Entire Population of Mexico Now Playing Guitar on New York City Subways!

Nice place to visit but I wouldn’t want to live there








At a press conference at City Hall, Mayor Warren Wilhelm Jr. (stage name Bill DeBlasio) officially announced what all New Yorkers long suspected:  They are way too many Mexicans playing guitar on our subways.

“As many New Yorkers would know there are lots of Mexicans in our city” said the Mayor.
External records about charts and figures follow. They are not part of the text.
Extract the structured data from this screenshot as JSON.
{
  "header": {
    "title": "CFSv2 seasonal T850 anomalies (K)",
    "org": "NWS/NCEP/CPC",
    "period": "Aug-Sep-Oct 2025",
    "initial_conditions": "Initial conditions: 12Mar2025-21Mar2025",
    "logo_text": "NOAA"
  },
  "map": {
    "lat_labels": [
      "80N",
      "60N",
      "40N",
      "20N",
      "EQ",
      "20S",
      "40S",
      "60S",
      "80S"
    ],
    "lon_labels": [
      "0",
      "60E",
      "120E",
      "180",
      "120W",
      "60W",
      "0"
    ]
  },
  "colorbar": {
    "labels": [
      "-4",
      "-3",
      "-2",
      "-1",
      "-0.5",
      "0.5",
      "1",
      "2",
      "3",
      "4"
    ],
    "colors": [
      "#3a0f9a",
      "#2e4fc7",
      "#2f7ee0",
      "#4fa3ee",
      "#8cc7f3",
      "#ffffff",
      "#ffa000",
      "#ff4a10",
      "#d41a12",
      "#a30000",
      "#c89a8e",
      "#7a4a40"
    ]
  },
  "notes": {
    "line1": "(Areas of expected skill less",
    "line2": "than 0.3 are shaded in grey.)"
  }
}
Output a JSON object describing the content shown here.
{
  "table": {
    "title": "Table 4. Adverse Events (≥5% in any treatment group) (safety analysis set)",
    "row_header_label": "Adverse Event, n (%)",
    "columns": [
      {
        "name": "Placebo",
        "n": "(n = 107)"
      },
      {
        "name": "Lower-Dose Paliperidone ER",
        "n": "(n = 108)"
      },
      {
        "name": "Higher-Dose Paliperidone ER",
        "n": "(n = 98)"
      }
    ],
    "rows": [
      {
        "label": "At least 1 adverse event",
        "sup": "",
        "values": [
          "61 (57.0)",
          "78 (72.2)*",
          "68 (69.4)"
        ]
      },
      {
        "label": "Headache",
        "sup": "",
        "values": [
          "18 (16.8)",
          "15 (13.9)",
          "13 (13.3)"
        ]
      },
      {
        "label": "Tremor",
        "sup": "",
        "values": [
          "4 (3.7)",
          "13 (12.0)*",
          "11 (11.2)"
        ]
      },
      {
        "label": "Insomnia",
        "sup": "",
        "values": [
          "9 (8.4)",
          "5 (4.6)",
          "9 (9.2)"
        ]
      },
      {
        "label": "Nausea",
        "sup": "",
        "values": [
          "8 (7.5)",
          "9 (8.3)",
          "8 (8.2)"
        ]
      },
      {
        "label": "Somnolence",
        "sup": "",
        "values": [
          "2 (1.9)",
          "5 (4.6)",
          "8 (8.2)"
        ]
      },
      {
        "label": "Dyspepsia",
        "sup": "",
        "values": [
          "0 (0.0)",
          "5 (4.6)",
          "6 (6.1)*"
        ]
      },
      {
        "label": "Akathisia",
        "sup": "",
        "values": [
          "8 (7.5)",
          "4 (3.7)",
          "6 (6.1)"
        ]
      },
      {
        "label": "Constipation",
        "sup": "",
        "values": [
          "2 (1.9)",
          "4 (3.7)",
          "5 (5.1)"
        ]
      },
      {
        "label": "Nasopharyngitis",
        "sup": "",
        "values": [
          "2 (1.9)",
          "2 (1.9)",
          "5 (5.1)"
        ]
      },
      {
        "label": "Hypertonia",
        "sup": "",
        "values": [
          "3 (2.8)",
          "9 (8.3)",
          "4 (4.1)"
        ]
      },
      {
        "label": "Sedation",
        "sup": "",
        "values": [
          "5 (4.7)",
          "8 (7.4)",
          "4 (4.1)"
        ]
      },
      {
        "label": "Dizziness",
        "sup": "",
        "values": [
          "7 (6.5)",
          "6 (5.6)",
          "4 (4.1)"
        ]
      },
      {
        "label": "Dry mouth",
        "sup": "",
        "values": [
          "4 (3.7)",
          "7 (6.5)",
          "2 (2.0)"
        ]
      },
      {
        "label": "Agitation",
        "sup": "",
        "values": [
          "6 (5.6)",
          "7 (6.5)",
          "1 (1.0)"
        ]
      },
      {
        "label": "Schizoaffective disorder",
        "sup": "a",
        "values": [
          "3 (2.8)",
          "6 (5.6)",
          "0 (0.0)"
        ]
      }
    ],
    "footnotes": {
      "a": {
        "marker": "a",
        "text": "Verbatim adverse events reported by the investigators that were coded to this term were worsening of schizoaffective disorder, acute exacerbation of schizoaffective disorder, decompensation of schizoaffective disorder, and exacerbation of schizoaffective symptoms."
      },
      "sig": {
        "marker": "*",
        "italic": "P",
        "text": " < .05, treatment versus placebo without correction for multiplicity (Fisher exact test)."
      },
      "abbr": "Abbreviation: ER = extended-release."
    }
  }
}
I wasn’t aware of this seeing as I’m not in the city that often. But I was at a meeting, yeah, I know but I have to attend a few of these a year just to pretend I care, and one of my deputy mayors handed me some statistics. I was shocked when I read it because according to the memo New York City now has more Mexicans than Mexico. I am proud of this fact. It shows us the strength of our open borders policy, which is threatened by Donald Trump who is literally Hitler. And why shouldn’t Mexicans come to this city? These gentle yet very short people just want what all New Yorkers want: A chance to stand in line at In and Out Burger to buy their crappy overpriced food. Now if you excuse me I’ve already spent almost three hours in New York, which is far longer than I usually do. It is time for me to travel the country, showing Americans how tall I am.

Before leaving for parts of the country not named New York City, Mayor Wilhelm Jr. announced he is creating a new department called “City Department of Mexicans” which will have full authority over all Mexicans in the City. Jennifer Lopez has been placed in charge of the new agency.

“Yes I know she’s not Mexican” said the mayor before boarding a flight out of New York.

But she is taller than Mexicans. I like that. I was in Mexico once. I took this very short child and put him on my knee, just to show him he shouldn’t be afraid of white people. We aren’t all Donald Trump who is literally Hitler. Unfortunately it turned out the short child I placed in my lap was actually the Mexican president. Boy did I have huevos rancheros on my face. Like I said, they are a short race. Anyway I’m out of here. See you next year New York.

The new City Department of Mexicans  then announced that the entire population of Mexico was now singing on the subway.

“That may seem like a large number” said the Vice Head of the Department of Mexicans.

When I mention the entire population of Mexico are here people automatically think “That’s a lot of people and can I get some pot?”  But fortunately for us the entire population of Mexico is only 2,356 people. Everyone else has been killed by drug cartels. So if you see any one of these 2,356 people let them know New York City is a welcoming community. We don’t even care that they are so short as long as they don’t intermarry with Dominicans since Dominicans are taller.

As for the now totally empty Mexico, Mayor Warren Wilhelm Jr. announced that he will be living there for the rest of his term in office.

“The views are fantastic and there are no more short people to trip over.”